Guinea fowl tend to move in a crowd, and to make a lot of noise. From my observation post at five hundred feet above, and with an eighty horsepower engine drumming its tunes ahead, I could not hear the commotion on the ground, but I was certain that the ‘noise was plenty’. Starting in one corner it seems that a pearl-grey had caught some tasty morsel of invertebrate, and was making a dash to get away from the crowd for a more ‘private snack’. The accompanying pearl-greys put up a pursuit in hope of a morsel of the mouthful of such a gastronomic bug. Meanwhile, the commotion attracted the attention of the white guinea fowl on the other side of the rough swept dirt pitch; and a large, somewhat intimidating, group of white guinea fowl dropped their heads and charged at the bug-bearing champion. Bear in mind, I was watching this during a turn, a time span of around twenty seconds, but, as I twisted my head out of the window, round and down, I could see that the commotion was continuing and the entire cosmopolitan flock of pearl-grey and white birds were pursuing their so called ‘friend’ in a hope of snatching a leg off of the small nutritional discovery in the bush. The combined energies were massive and the dust lifted off of the feet of the flock as if they were playing a very aggressive game of rugby!
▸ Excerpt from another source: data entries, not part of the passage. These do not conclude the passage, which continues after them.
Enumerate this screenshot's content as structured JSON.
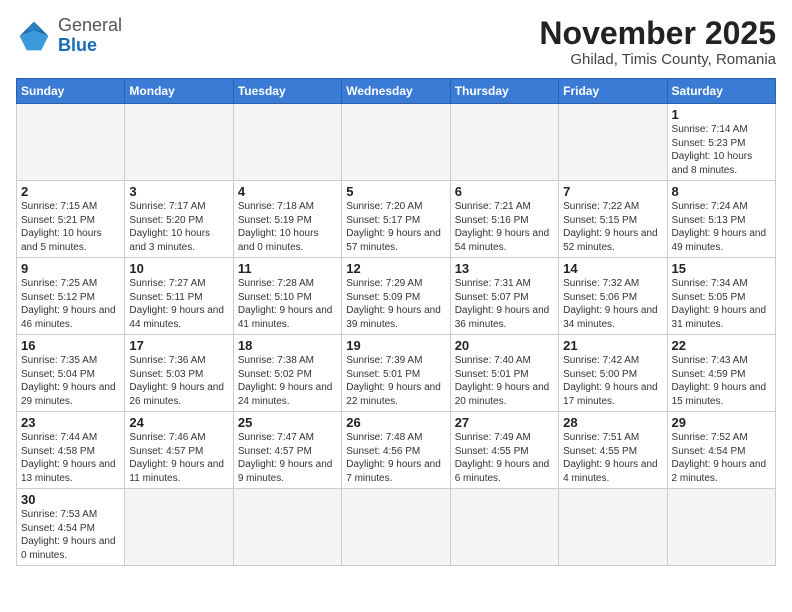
{
  "logo": {
    "general": "General",
    "blue": "Blue"
  },
  "title": "November 2025",
  "location": "Ghilad, Timis County, Romania",
  "days_of_week": [
    "Sunday",
    "Monday",
    "Tuesday",
    "Wednesday",
    "Thursday",
    "Friday",
    "Saturday"
  ],
  "weeks": [
    [
      {
        "day": "",
        "info": ""
      },
      {
        "day": "",
        "info": ""
      },
      {
        "day": "",
        "info": ""
      },
      {
        "day": "",
        "info": ""
      },
      {
        "day": "",
        "info": ""
      },
      {
        "day": "",
        "info": ""
      },
      {
        "day": "1",
        "info": "Sunrise: 7:14 AM\nSunset: 5:23 PM\nDaylight: 10 hours and 8 minutes."
      }
    ],
    [
      {
        "day": "2",
        "info": "Sunrise: 7:15 AM\nSunset: 5:21 PM\nDaylight: 10 hours and 5 minutes."
      },
      {
        "day": "3",
        "info": "Sunrise: 7:17 AM\nSunset: 5:20 PM\nDaylight: 10 hours and 3 minutes."
      },
      {
        "day": "4",
        "info": "Sunrise: 7:18 AM\nSunset: 5:19 PM\nDaylight: 10 hours and 0 minutes."
      },
      {
        "day": "5",
        "info": "Sunrise: 7:20 AM\nSunset: 5:17 PM\nDaylight: 9 hours and 57 minutes."
      },
      {
        "day": "6",
        "info": "Sunrise: 7:21 AM\nSunset: 5:16 PM\nDaylight: 9 hours and 54 minutes."
      },
      {
        "day": "7",
        "info": "Sunrise: 7:22 AM\nSunset: 5:15 PM\nDaylight: 9 hours and 52 minutes."
      },
      {
        "day": "8",
        "info": "Sunrise: 7:24 AM\nSunset: 5:13 PM\nDaylight: 9 hours and 49 minutes."
      }
    ],
    [
      {
        "day": "9",
        "info": "Sunrise: 7:25 AM\nSunset: 5:12 PM\nDaylight: 9 hours and 46 minutes."
      },
      {
        "day": "10",
        "info": "Sunrise: 7:27 AM\nSunset: 5:11 PM\nDaylight: 9 hours and 44 minutes."
      },
      {
        "day": "11",
        "info": "Sunrise: 7:28 AM\nSunset: 5:10 PM\nDaylight: 9 hours and 41 minutes."
      },
      {
        "day": "12",
        "info": "Sunrise: 7:29 AM\nSunset: 5:09 PM\nDaylight: 9 hours and 39 minutes."
      },
      {
        "day": "13",
        "info": "Sunrise: 7:31 AM\nSunset: 5:07 PM\nDaylight: 9 hours and 36 minutes."
      },
      {
        "day": "14",
        "info": "Sunrise: 7:32 AM\nSunset: 5:06 PM\nDaylight: 9 hours and 34 minutes."
      },
      {
        "day": "15",
        "info": "Sunrise: 7:34 AM\nSunset: 5:05 PM\nDaylight: 9 hours and 31 minutes."
      }
    ],
    [
      {
        "day": "16",
        "info": "Sunrise: 7:35 AM\nSunset: 5:04 PM\nDaylight: 9 hours and 29 minutes."
      },
      {
        "day": "17",
        "info": "Sunrise: 7:36 AM\nSunset: 5:03 PM\nDaylight: 9 hours and 26 minutes."
      },
      {
        "day": "18",
        "info": "Sunrise: 7:38 AM\nSunset: 5:02 PM\nDaylight: 9 hours and 24 minutes."
      },
      {
        "day": "19",
        "info": "Sunrise: 7:39 AM\nSunset: 5:01 PM\nDaylight: 9 hours and 22 minutes."
      },
      {
        "day": "20",
        "info": "Sunrise: 7:40 AM\nSunset: 5:01 PM\nDaylight: 9 hours and 20 minutes."
      },
      {
        "day": "21",
        "info": "Sunrise: 7:42 AM\nSunset: 5:00 PM\nDaylight: 9 hours and 17 minutes."
      },
      {
        "day": "22",
        "info": "Sunrise: 7:43 AM\nSunset: 4:59 PM\nDaylight: 9 hours and 15 minutes."
      }
    ],
    [
      {
        "day": "23",
        "info": "Sunrise: 7:44 AM\nSunset: 4:58 PM\nDaylight: 9 hours and 13 minutes."
      },
      {
        "day": "24",
        "info": "Sunrise: 7:46 AM\nSunset: 4:57 PM\nDaylight: 9 hours and 11 minutes."
      },
      {
        "day": "25",
        "info": "Sunrise: 7:47 AM\nSunset: 4:57 PM\nDaylight: 9 hours and 9 minutes."
      },
      {
        "day": "26",
        "info": "Sunrise: 7:48 AM\nSunset: 4:56 PM\nDaylight: 9 hours and 7 minutes."
      },
      {
        "day": "27",
        "info": "Sunrise: 7:49 AM\nSunset: 4:55 PM\nDaylight: 9 hours and 6 minutes."
      },
      {
        "day": "28",
        "info": "Sunrise: 7:51 AM\nSunset: 4:55 PM\nDaylight: 9 hours and 4 minutes."
      },
      {
        "day": "29",
        "info": "Sunrise: 7:52 AM\nSunset: 4:54 PM\nDaylight: 9 hours and 2 minutes."
      }
    ],
    [
      {
        "day": "30",
        "info": "Sunrise: 7:53 AM\nSunset: 4:54 PM\nDaylight: 9 hours and 0 minutes."
      },
      {
        "day": "",
        "info": ""
      },
      {
        "day": "",
        "info": ""
      },
      {
        "day": "",
        "info": ""
      },
      {
        "day": "",
        "info": ""
      },
      {
        "day": "",
        "info": ""
      },
      {
        "day": "",
        "info": ""
      }
    ]
  ]
}
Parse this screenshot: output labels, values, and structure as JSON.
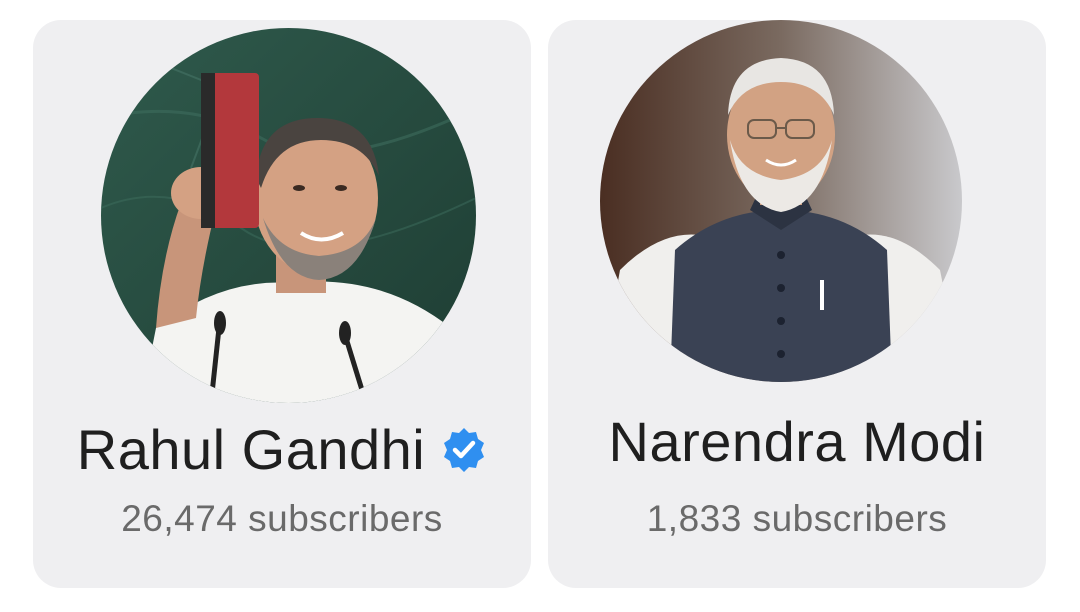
{
  "profiles": [
    {
      "name": "Rahul Gandhi",
      "verified": true,
      "subscribers": "26,474 subscribers",
      "avatar_icon": "profile-photo-rahul-gandhi",
      "accent": "#2f8ff0"
    },
    {
      "name": "Narendra Modi",
      "verified": false,
      "subscribers": "1,833 subscribers",
      "avatar_icon": "profile-photo-narendra-modi"
    }
  ],
  "colors": {
    "card_background": "#efeff1",
    "name_text": "#1f1f1f",
    "subscriber_text": "#6a6a6a",
    "verified_badge": "#2f8ff0"
  }
}
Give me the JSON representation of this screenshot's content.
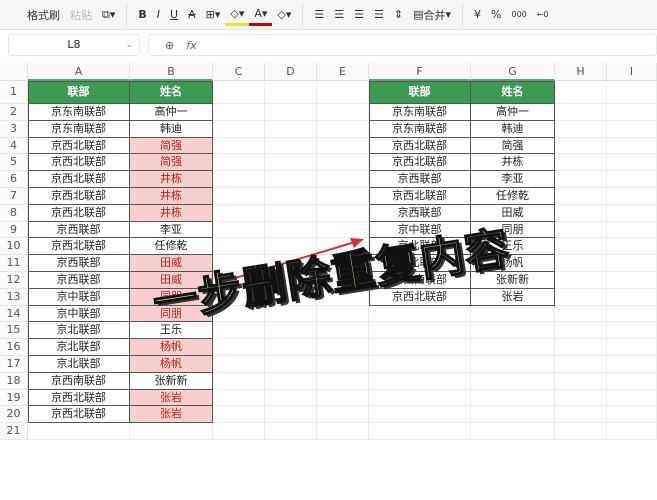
{
  "toolbar": {
    "format_painter": "格式刷",
    "paste": "粘贴",
    "bold": "B",
    "italic": "I",
    "underline": "U",
    "strike": "A",
    "merge": "合并",
    "currency": "¥",
    "percent": "%",
    "thousands": "000",
    "decimal": "←0"
  },
  "name_box": "L8",
  "formula_label": "fx",
  "columns": [
    "A",
    "B",
    "C",
    "D",
    "E",
    "F",
    "G",
    "H",
    "I"
  ],
  "row_count": 21,
  "left_table": {
    "headers": [
      "联部",
      "姓名"
    ],
    "rows": [
      [
        "京东南联部",
        "高仲一",
        false
      ],
      [
        "京东南联部",
        "韩迪",
        false
      ],
      [
        "京西北联部",
        "简强",
        true
      ],
      [
        "京西北联部",
        "简强",
        true
      ],
      [
        "京西北联部",
        "井栋",
        true
      ],
      [
        "京西北联部",
        "井栋",
        true
      ],
      [
        "京西北联部",
        "井栋",
        true
      ],
      [
        "京西联部",
        "李亚",
        false
      ],
      [
        "京西北联部",
        "任修乾",
        false
      ],
      [
        "京西联部",
        "田威",
        true
      ],
      [
        "京西联部",
        "田威",
        true
      ],
      [
        "京中联部",
        "同朋",
        true
      ],
      [
        "京中联部",
        "同朋",
        true
      ],
      [
        "京北联部",
        "王乐",
        false
      ],
      [
        "京北联部",
        "杨帆",
        true
      ],
      [
        "京北联部",
        "杨帆",
        true
      ],
      [
        "京西南联部",
        "张新新",
        false
      ],
      [
        "京西北联部",
        "张岩",
        true
      ],
      [
        "京西北联部",
        "张岩",
        true
      ]
    ]
  },
  "right_table": {
    "headers": [
      "联部",
      "姓名"
    ],
    "rows": [
      [
        "京东南联部",
        "高仲一"
      ],
      [
        "京东南联部",
        "韩迪"
      ],
      [
        "京西北联部",
        "简强"
      ],
      [
        "京西北联部",
        "井栋"
      ],
      [
        "京西联部",
        "李亚"
      ],
      [
        "京西北联部",
        "任修乾"
      ],
      [
        "京西联部",
        "田威"
      ],
      [
        "京中联部",
        "同朋"
      ],
      [
        "京北联部",
        "王乐"
      ],
      [
        "京北联部",
        "杨帆"
      ],
      [
        "京西南联部",
        "张新新"
      ],
      [
        "京西北联部",
        "张岩"
      ]
    ]
  },
  "overlay_text": "一步删除重复内容",
  "colors": {
    "header_green": "#3d9a55",
    "dup_fill": "#f8cfcf",
    "dup_text": "#b3261e",
    "arrow": "#d0352a"
  }
}
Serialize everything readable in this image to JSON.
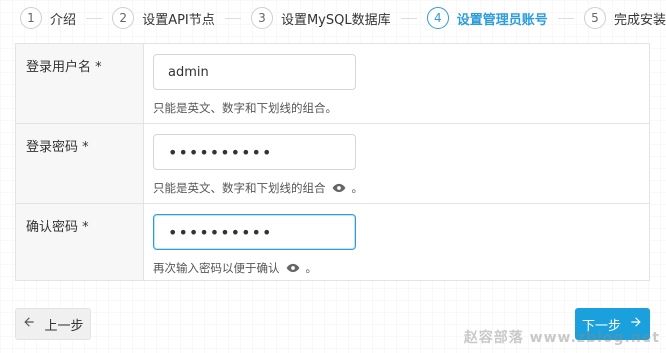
{
  "steps": [
    {
      "num": "1",
      "label": "介绍"
    },
    {
      "num": "2",
      "label": "设置API节点"
    },
    {
      "num": "3",
      "label": "设置MySQL数据库"
    },
    {
      "num": "4",
      "label": "设置管理员账号",
      "active": true
    },
    {
      "num": "5",
      "label": "完成安装"
    }
  ],
  "form": {
    "username": {
      "label": "登录用户名 *",
      "value": "admin",
      "help": "只能是英文、数字和下划线的组合。"
    },
    "password": {
      "label": "登录密码 *",
      "value": "••••••••••",
      "help_prefix": "只能是英文、数字和下划线的组合",
      "help_suffix": "。",
      "icon": "eye-icon"
    },
    "confirm": {
      "label": "确认密码 *",
      "value": "••••••••••",
      "help_prefix": "再次输入密码以便于确认",
      "help_suffix": "。",
      "icon": "eye-icon"
    }
  },
  "buttons": {
    "prev_label": "上一步",
    "next_label": "下一步"
  },
  "watermark": "赵容部落 www.zblog.net",
  "colors": {
    "accent": "#1aa0dc",
    "active_step": "#2d9cdb"
  }
}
Nobody was home in the agro-hamlet, nobody but the fowls and the other livestock. My student could not see the event, but simply wondered what had caught my attention. Therefore, I am probably the only witness to this particular event, and certainly the only one to see it from above – the best place to watch such a spectacle. It still makes me smile when I replay the images in my built in visual-memory player!
Of course, being who I am, I relate such events to the world around me. I see all too often a community of happy folks, all living alongside one another, scratching for their livings, making ends meet and moving as one flock. Then, an individual strikes it lucky, they find the nugget of gold and knowing that the others want it, try to make a run for it, hoping that nobody else will see them. The crowd then spends more energy chasing the lucky one than it would take to find their own nugget, and, eventually, the one with the nugget is so tired from running that the nugget gets split into many pieces resulting in nobody feeling satisfied. Does that sound familiar?
Far too often in all societies, and all families, jealousy destroys development and growth. I was once told that the only difference between two people with the same backgrounds and abilities and their subsequent success is ‘hard-work’. ‘What about luck?’, I hear you ask, ‘Some people are just lucky’. But of course, we all make our own ‘luck’ through our hard work… So, if we work doubly-hard we are twice as likely to find some ‘luck’, and with it achievement.
As per the guinea fowl, we can see that those who have scratched hard, and in the right place, will find some morsel that will create jealousy. It is impossible to avoid it. So, if you don’t want people to be jealous of you, don’t make the effort to succeed. Of course, then the same folks will accuse you of being lazy! If you do succeed, it is amazing how much destructive energy can come from those who feel ‘affronted’ that you have ‘won the prize’, and even more surprising is the number of couch potatoes that can suddenly find the energy to pursue what they perceive as easy pickings – but spend more energy on scheming than they would on ‘making it straight’ through personal efforts.
Seeing it from the air is most amazing. The white fowls ran a greater distance in twenty seconds than they had probably moved all day. IF they had spent as much energy scratching at the edges of the dirt to shrub-land they would have found more than what they were chasing! There is no substitute for personal effort for personal achievement; there is no glory in chasing down a fellow flock member and stealing their gains – none whatsoever.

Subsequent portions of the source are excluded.